Florida businessman who escaped Castro’s Cuba delivers emotional speech against dangers of communism

A Florida businessman who escaped Cuba as a teenager warned against the dangers of communism and radicals within the Democratic Party on Monday evening during the Republican National Convention.

“I’ve seen movements like this before. I’ve seen ideas like this before. I am here to tell you — we cannot let them take over our country,” Maximo Alvarez said. “I heard the promises of Fidel Castro. And I can never forget all those who grew up around me, who looked like me, who suffered and starved and died because they believed those empty promises. They swallowed the communist poison pill.”

Alvarez fled Cuba to the United States in 1961 as part of Operation Pedro Pan, which brought more than 14,000 minors to the U.S. as dictator Fidel Castro rose in power in Cuba. He went on to found Sunshine Gasoline Distributors in South Florida.

“The country I was born in is gone, totally destroyed,” Alvarez said. “When I watch the news in Seattle and Chicago and Portland, when I see history being rewritten, when I hear the promises — I hear echoes of a former life I never wanted to hear again.
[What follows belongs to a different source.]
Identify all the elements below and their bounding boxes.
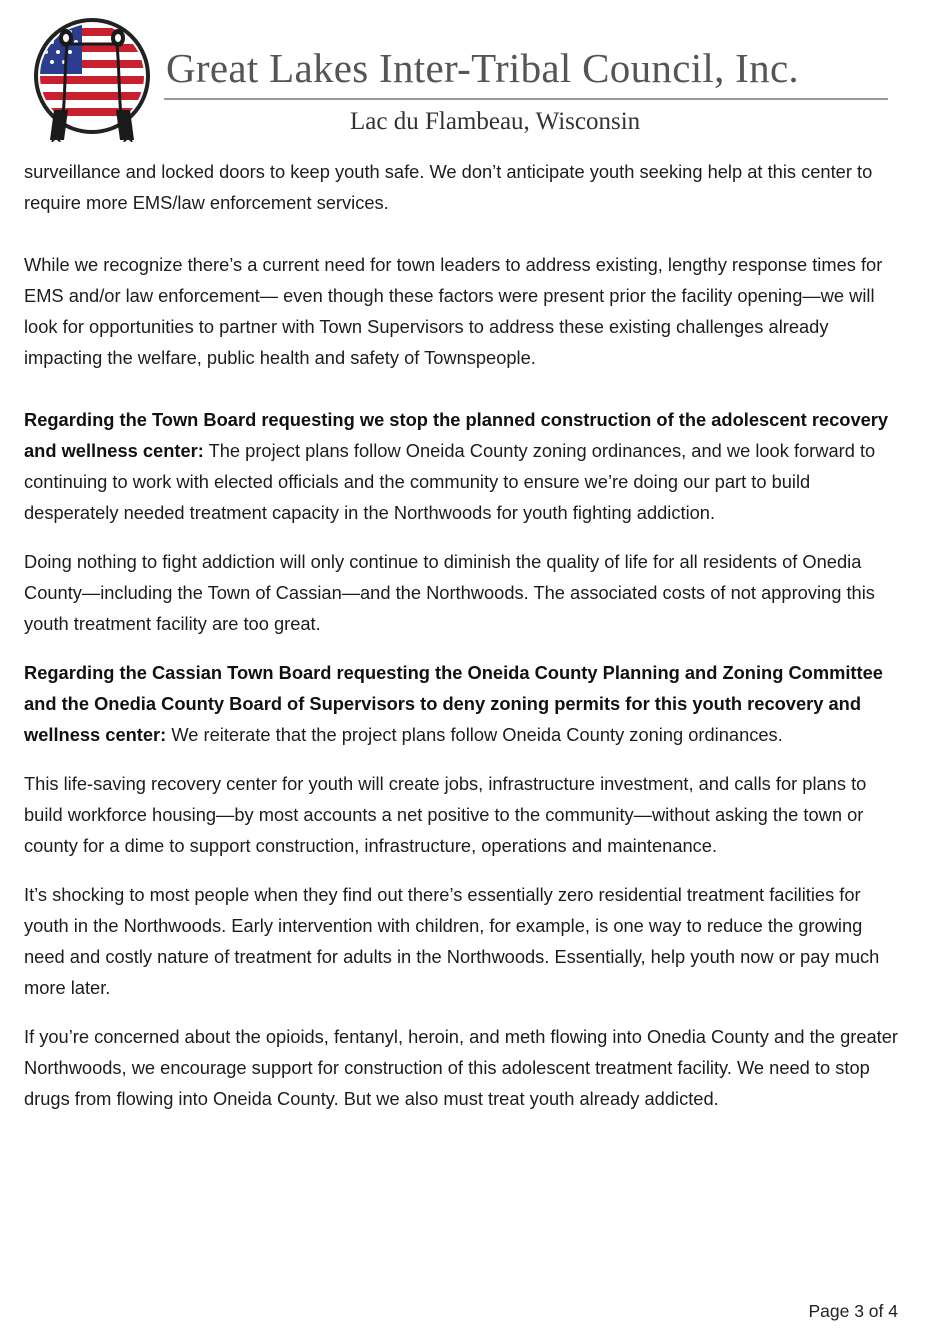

I see shadows I thought I had outrun.”

“President Trump is fighting the forces of anarchy and communism. And now he will continue to do just that. And what about his opponent and the rest of the D.C. swamp? I have no doubt they will hand the country over to those dangerous forces,” Alvarez said.

Alvarez also teared up during his speech recounting how much the U.S. means to him.

“I may be Cuban born, but I am 100% American,” he said. “This is the greatest country in the world. If I gave away everything I have today, it would not equal 1% of what I was given when I came to this great country of ours: The gift of freedom,” he said, as he began to tear up.

“I still hear my dad: ‘There is no other place to go,’” he added.

The RNC kicked off its first night of speeches on Monday, featuring remarks from Sen. Tim Scott and Maryland congressional candidate Kimberly Klacik, among others.